Tech companies have again dominated the market this year, representing over half of total issuance, but a technology stock sell-off has led to the terms on their convertible bonds becoming less aggressive.
Companies can still achieve extraordinarily good pricing though, and there are signs that other kinds of issuers are becoming interested in the terms on offer in the convertible bond market.
This week, Ford Motor Company issued a $2bn convertible bond, one of the largest deals of the year so far.

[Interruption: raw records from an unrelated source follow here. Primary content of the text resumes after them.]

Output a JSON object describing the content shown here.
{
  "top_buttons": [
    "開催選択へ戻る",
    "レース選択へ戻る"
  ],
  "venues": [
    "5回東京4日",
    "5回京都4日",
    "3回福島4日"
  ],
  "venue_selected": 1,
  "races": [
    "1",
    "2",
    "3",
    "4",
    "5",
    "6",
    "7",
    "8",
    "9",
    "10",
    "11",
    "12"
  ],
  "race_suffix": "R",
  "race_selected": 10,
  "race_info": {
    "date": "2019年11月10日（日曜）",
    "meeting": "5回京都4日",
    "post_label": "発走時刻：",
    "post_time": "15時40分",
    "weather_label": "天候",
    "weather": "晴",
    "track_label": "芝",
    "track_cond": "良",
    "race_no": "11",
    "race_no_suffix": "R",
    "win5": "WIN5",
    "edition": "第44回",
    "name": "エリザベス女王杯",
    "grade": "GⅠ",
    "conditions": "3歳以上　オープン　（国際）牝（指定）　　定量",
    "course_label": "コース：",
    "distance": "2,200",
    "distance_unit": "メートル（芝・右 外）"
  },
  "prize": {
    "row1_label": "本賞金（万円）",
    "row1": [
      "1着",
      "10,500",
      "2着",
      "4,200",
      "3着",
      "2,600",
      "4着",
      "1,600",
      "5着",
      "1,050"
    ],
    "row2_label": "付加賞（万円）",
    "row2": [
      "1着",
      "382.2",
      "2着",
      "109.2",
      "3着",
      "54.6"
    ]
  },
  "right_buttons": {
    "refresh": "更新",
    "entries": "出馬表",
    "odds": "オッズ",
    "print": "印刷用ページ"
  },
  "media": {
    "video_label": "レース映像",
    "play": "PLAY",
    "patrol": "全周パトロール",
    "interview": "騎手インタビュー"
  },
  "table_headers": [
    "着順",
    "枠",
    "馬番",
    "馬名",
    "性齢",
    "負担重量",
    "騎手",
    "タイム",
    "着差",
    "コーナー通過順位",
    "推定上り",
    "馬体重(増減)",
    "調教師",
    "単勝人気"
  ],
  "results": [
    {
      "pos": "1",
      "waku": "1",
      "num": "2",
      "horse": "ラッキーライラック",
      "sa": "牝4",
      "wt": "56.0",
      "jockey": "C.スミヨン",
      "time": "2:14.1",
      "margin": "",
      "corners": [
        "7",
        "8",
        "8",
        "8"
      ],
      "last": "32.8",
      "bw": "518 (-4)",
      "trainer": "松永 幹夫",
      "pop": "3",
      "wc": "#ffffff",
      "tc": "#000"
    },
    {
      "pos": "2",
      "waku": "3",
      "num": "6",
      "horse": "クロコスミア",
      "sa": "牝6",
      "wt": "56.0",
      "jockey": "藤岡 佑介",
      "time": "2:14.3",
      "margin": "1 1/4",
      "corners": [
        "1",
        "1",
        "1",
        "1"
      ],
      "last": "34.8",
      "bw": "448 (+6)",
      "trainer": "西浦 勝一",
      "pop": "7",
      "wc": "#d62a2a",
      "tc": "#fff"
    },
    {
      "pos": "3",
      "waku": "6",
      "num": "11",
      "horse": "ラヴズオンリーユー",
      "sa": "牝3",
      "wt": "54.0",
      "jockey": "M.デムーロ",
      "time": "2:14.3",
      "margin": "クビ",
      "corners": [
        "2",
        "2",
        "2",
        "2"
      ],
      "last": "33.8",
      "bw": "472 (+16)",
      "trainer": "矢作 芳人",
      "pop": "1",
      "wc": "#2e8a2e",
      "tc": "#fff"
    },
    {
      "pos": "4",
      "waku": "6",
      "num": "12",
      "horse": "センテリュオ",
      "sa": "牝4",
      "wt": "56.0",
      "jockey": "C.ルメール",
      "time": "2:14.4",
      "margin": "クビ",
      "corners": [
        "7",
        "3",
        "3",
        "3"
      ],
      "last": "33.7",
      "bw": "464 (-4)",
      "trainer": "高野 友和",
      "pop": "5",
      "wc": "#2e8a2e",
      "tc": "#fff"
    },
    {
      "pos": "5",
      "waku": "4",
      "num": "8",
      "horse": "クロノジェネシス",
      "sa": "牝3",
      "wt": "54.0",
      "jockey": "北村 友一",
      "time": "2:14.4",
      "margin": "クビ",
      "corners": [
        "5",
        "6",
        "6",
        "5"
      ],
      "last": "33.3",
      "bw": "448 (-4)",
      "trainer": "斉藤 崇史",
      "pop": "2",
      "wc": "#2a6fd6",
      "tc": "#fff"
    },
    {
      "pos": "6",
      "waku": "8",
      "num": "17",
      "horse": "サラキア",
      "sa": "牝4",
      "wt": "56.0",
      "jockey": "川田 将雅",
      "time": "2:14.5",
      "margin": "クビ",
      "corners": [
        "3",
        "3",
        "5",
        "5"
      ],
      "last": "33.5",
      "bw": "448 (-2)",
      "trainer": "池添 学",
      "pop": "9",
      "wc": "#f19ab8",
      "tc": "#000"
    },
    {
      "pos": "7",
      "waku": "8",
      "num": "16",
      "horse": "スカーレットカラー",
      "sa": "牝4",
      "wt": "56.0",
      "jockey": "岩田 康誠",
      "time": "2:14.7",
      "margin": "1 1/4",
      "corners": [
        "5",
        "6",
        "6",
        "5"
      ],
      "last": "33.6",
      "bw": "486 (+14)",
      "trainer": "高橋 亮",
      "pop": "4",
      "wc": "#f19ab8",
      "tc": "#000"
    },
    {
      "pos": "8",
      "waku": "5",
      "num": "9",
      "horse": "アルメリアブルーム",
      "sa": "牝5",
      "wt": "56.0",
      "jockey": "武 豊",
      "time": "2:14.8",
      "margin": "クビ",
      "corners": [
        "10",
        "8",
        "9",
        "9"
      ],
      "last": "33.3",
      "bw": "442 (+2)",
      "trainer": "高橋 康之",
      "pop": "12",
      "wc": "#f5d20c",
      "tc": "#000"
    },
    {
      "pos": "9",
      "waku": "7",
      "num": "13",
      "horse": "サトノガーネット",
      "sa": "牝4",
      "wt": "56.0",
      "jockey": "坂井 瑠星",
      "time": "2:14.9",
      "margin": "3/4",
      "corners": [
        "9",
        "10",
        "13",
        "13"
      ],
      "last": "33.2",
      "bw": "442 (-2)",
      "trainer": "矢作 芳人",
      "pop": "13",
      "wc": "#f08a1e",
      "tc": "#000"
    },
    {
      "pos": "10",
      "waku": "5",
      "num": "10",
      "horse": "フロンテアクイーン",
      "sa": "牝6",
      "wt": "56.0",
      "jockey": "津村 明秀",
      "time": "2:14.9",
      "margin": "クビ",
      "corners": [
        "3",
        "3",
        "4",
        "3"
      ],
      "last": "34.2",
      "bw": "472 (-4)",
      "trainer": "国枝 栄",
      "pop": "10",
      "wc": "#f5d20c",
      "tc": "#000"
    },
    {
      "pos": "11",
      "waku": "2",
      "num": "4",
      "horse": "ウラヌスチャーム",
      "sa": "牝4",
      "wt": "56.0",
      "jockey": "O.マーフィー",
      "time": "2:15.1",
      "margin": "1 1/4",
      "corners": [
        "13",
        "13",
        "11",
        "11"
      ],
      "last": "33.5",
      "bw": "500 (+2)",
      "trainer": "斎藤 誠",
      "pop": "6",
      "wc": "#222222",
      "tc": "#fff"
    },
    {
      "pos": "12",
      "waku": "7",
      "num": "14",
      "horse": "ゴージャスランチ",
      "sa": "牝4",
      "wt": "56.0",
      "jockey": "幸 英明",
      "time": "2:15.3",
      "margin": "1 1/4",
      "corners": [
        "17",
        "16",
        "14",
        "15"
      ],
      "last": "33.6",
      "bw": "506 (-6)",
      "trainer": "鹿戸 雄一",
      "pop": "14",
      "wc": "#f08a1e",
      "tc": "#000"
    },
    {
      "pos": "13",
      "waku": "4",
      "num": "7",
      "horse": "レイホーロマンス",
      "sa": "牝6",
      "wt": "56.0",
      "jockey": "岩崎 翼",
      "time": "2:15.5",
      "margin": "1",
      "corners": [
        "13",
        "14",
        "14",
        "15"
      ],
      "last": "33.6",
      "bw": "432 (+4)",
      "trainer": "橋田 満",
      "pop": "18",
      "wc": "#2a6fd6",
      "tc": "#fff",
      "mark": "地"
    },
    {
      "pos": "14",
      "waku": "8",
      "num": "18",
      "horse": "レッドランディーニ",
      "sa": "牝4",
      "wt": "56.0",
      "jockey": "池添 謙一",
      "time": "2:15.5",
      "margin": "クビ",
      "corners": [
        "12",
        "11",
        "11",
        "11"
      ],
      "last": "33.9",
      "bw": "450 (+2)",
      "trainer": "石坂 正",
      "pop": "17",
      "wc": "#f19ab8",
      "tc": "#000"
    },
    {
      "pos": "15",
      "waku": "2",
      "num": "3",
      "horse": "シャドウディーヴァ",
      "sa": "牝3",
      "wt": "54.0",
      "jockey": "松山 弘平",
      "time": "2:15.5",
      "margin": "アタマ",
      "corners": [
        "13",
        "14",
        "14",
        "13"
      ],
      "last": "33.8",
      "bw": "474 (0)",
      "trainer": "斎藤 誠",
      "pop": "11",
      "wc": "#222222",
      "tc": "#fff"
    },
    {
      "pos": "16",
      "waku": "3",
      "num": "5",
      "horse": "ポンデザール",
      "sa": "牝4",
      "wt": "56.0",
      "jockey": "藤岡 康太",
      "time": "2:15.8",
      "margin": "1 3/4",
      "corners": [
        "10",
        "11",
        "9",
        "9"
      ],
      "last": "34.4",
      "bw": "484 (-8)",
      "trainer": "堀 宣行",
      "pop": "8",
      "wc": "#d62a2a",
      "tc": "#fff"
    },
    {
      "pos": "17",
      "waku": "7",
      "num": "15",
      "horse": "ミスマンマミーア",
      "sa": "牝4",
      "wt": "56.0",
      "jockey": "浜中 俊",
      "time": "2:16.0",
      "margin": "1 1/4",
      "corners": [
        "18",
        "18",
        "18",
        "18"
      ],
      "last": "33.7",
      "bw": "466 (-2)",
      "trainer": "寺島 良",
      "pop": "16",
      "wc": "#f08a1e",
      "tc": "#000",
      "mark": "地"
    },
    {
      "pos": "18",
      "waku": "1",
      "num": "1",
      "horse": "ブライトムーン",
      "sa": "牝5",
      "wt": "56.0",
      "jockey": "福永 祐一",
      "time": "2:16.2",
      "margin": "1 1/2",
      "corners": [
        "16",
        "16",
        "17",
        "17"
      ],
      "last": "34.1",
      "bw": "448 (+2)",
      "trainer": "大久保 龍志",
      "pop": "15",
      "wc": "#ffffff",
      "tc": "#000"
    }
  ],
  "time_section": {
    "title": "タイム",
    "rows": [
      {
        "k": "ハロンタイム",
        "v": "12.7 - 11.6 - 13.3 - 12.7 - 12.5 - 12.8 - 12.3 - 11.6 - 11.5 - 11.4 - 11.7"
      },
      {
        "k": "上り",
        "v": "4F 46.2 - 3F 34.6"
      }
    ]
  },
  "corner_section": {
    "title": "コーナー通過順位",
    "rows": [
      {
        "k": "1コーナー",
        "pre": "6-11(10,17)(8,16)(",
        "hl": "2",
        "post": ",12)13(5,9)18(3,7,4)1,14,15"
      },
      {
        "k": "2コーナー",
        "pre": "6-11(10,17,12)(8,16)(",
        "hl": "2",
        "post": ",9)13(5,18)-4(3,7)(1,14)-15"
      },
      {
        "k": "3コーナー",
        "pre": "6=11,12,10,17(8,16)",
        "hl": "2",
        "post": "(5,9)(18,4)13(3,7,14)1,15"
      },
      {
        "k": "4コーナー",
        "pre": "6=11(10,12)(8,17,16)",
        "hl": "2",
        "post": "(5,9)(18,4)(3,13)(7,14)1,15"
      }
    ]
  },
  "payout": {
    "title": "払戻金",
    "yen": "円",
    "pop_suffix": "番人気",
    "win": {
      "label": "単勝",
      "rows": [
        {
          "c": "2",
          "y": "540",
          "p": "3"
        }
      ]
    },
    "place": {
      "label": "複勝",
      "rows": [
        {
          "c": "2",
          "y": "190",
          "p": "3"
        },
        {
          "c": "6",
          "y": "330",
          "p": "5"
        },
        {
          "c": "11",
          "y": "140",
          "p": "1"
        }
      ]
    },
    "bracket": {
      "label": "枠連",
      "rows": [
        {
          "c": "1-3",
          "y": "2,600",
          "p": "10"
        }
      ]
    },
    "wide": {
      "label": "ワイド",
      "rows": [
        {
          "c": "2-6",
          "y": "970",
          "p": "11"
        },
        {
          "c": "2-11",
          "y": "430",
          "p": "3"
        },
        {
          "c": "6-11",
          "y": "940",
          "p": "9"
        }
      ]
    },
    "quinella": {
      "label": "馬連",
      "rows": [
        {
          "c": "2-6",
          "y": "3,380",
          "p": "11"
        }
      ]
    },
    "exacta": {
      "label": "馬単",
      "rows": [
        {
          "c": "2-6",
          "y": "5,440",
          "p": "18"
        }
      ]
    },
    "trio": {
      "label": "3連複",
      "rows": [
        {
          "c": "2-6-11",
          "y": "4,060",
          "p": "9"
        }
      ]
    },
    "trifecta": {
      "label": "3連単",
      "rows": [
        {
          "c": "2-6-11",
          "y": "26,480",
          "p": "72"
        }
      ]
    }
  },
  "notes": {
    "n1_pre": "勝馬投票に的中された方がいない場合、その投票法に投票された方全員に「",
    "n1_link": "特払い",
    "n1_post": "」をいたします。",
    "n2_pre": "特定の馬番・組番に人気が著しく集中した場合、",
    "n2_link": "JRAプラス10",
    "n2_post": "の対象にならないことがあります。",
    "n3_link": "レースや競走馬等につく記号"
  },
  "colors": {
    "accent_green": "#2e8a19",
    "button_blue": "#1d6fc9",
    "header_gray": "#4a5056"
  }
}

It achieved a zero coupon and a 40% premium on a stock which has already surged by more than 50% this year as a result of the company’s efforts to accelerate its transition to producing electric vehicles.
“Ford is not exactly the best issuer of you are ESG-centric,” said an equity-linked fund manager. “They are behind a lot in the race to produce electric vehicles, but the stock has rallied a long way and is now trading above where it was before Covid-19.”
It is the first time Ford has issued a convertible bond in over a decade.
Another $1.15bn convertible from sports betting company DraftKings was also priced with a zero coupon on Tuesday.
Recovery play
There have been numerous other smaller transactions over the past few days by other value companies, such as downstream energy firm South Jersey Industries, oil services company Oil States International, and Denver-based natural gas producer Centennial Resource Development.
Investors are happy to bet on these kinds of companies as they anticipate huge amounts of pent-up demand within the US economy once it begins to properly reopen later this year.
“You have the perfect conditions for the asset class to thrive,” said a second fund manager. “This year, most countries in the world will have positive GDP growth, which is really important. For the US in particular we are talking about close to 7% GDP growth this year — a massive rebound.
“You have inflation slowly coming back on track, and if we have a gradual interest rate hike when we get back to normality that is an ideal environment for equities and convertible bonds to perform historically,” he added. “That is why we are seeing massive activity in the primary market today.”